Hinkle, 86, was one of two county supervisors, including Bill Kortum, who were recalled in 1976, in a campaign instigated by the Sonoma County Taxpayers Association.
Recall proponents insisted the issue was "excessive taxation" and "fiscal irresponsibility," while anti-recallers said it was really about future growth.
"He was in direct conflict with those who wanted to build, build, build," said his daughter, Robyn Kocher of Dakota City, Iowa.
Hinkle was described Sunday as a central player in some of the county's early environmental efforts.
"He was a key figure in advocating much more rigorous regulation of development," former west county Supervisor Eric Koenigshofer said Sunday.
He said Hinkle helped lay the foundation for future general plans that called for city-centered growth along Highway 101, the protection of agriculture and open space.
Hinkle served one, four-year term at a time when the population in the county mushroomed and the debate over how to regulate growth intensified.
Kortum said Sunday the recall forces that targeted him and Hinkle "hit us on taxes," but that was really a front by the "development and land speculation community."
"We had called a moratorium on all lot splits in the county until the General Plan was completed," Kortum said. "We knew it was a politically risky thing to do. But the county was being cut up very rapidly."
Hinkle had a feisty, sometimes described as abrasive personality, that did not always serve him well in the political arena.
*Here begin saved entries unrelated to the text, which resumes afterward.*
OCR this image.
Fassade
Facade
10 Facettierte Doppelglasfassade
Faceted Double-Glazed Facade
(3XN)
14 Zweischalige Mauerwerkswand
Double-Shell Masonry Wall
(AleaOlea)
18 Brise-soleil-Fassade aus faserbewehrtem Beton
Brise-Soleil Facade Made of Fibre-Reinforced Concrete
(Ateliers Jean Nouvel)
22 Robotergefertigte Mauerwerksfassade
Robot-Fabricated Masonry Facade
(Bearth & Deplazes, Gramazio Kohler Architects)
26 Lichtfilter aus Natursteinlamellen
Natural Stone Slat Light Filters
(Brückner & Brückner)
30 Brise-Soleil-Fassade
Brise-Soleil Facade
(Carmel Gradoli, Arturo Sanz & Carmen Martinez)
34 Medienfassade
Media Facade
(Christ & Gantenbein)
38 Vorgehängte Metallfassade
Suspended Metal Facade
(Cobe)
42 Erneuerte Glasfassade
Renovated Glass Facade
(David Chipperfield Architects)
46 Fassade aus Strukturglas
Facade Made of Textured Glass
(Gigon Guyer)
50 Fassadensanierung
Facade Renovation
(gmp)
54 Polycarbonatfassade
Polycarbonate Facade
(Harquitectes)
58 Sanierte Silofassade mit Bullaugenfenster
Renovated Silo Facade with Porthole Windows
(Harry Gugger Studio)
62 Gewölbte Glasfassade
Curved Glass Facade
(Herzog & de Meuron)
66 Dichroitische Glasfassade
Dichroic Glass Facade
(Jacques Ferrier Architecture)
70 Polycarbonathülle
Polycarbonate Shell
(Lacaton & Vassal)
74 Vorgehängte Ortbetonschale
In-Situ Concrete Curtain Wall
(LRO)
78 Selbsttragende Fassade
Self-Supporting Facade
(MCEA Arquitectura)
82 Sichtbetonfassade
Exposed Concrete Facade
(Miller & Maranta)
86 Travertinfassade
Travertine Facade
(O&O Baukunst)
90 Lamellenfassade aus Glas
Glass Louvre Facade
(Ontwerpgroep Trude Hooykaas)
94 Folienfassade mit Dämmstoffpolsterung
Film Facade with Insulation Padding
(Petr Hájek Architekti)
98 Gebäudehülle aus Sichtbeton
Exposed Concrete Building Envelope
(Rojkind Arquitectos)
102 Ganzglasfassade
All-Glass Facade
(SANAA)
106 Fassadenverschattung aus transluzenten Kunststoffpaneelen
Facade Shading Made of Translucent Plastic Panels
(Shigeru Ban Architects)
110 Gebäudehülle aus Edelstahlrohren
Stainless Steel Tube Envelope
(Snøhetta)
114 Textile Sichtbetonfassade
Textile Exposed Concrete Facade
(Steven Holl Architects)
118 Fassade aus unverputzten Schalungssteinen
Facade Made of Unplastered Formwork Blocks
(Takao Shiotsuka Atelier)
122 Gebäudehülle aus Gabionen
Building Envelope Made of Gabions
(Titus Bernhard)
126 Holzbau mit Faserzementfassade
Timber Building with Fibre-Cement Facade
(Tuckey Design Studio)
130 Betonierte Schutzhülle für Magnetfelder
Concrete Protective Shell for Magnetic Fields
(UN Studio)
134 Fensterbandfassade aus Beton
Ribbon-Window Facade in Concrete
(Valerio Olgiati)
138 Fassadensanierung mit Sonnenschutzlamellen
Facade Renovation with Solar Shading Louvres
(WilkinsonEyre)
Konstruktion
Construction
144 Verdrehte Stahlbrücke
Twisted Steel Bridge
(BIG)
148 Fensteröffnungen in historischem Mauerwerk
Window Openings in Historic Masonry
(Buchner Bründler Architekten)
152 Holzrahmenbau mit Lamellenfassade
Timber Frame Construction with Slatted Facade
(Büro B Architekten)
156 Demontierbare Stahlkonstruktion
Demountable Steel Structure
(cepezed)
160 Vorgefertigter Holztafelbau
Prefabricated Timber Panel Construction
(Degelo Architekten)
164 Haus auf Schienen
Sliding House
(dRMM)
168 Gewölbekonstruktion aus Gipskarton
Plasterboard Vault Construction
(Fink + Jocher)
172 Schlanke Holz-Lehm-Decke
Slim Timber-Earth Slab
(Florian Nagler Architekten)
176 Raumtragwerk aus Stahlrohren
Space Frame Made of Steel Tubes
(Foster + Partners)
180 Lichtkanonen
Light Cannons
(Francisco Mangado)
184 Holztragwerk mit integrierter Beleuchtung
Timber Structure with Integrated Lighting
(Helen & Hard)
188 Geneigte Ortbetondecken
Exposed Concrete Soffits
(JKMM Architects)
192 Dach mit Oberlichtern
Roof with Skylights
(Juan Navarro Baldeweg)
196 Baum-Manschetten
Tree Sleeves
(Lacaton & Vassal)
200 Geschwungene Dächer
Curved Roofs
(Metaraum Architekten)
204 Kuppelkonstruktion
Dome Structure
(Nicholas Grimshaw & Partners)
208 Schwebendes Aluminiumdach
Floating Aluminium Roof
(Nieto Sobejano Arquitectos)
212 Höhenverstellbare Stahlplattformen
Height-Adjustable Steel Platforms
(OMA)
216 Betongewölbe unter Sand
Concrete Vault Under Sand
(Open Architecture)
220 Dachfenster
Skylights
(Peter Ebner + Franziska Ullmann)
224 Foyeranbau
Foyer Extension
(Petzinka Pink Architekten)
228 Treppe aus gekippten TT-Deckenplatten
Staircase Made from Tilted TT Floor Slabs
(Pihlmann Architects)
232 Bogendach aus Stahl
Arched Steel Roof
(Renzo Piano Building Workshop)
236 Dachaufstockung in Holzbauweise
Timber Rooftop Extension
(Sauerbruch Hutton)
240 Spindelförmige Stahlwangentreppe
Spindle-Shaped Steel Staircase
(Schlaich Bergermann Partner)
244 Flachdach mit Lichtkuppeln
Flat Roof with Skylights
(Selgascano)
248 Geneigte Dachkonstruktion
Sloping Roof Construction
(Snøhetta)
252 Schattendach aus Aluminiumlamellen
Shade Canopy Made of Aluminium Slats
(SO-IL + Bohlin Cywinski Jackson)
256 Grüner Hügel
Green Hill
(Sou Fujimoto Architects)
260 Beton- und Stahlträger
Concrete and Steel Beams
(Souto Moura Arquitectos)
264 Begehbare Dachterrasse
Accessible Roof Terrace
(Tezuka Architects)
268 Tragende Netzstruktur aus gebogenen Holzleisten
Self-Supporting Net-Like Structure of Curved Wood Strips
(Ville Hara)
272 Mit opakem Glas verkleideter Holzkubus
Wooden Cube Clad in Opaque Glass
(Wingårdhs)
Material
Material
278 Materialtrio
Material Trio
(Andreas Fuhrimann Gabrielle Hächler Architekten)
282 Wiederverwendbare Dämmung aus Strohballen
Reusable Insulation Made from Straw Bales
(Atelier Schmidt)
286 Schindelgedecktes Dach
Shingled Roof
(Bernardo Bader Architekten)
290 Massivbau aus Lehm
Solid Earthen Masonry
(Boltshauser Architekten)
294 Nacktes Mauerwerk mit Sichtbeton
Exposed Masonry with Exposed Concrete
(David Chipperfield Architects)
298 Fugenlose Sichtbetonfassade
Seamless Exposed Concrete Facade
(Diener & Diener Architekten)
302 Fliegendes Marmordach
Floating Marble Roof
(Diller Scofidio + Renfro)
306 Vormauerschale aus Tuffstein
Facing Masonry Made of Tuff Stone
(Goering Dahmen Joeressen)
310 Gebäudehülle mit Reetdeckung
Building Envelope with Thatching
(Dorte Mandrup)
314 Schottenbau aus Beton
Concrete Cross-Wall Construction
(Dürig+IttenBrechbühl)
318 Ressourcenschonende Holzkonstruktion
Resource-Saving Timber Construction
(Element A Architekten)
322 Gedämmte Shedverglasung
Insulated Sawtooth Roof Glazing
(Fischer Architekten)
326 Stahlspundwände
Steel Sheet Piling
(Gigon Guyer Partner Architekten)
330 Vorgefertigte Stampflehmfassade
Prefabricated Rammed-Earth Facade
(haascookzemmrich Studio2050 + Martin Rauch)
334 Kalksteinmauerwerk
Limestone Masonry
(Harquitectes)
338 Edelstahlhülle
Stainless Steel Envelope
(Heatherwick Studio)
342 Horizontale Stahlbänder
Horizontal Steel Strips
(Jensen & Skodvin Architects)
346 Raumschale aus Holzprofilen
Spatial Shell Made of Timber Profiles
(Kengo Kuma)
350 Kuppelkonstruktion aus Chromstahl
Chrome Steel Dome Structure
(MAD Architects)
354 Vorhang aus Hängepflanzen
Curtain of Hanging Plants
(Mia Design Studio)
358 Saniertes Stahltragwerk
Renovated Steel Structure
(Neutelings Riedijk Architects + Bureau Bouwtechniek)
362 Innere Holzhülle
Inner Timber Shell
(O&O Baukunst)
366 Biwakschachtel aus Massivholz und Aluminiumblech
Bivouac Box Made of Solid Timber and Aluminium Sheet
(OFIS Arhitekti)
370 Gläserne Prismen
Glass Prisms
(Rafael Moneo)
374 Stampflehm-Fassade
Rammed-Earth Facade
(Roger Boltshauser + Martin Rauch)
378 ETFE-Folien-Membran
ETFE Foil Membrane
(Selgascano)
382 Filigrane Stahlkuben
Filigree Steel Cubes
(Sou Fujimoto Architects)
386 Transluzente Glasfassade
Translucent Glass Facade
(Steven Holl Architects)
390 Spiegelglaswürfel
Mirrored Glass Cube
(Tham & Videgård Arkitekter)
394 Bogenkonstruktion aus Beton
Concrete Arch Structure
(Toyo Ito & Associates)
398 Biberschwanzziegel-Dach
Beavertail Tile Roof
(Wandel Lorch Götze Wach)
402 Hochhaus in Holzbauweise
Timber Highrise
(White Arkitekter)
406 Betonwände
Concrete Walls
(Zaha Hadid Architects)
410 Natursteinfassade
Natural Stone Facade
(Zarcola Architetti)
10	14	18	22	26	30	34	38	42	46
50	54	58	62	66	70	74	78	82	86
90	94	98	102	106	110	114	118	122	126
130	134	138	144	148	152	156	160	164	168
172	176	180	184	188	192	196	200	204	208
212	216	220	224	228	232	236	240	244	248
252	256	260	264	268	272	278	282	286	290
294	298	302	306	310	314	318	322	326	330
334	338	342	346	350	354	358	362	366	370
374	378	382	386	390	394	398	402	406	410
"He was an irascible person when he wanted something. It was his way or the highway," said his daughter. "To be in politics and survive you have to be able to have diplomatic skills, something he didn't have."
She said her father had a defensiveness, a temper and fundamental insecurities that came out as bluster. But he looked out for the underdog.
"He was a sweetheart in so many ways. He really cared about people. He cared about the poor and the needy," she said, due in part to his own childhood poverty growing up during the Great Depression.
Born in Washington State, Hinkle grew up in Oregon, where his father was a handyman and his mother a nurse.
Before graduating high school he signed up for the U.S Navy and became part of the "Seabees," or construction battalion.
He served in the South Pacific during World War II and also was in the Navy during the Korean conflict.
After obtaining his G.E.D., he went on to get a bachelor's degree in 1954 from the University of Pacific in Stockton, where he met his future wife Mary Jean Heath. They were married 54 years, until her death in 2007.
It was around 1960, that the couple moved to Santa Rosa with Hinkle working as a full-time salesman for Swift & Co. meats.
A Cessna pilot and SCUBA enthusiast, Hinkle served as a volunteer with the Sonoma County Sheriff's Underwater Recovery Team. He was also president of the Sonoma County Reef Runners, a diving club.
It was his love of diving that led him toward environmental awareness, according to his family.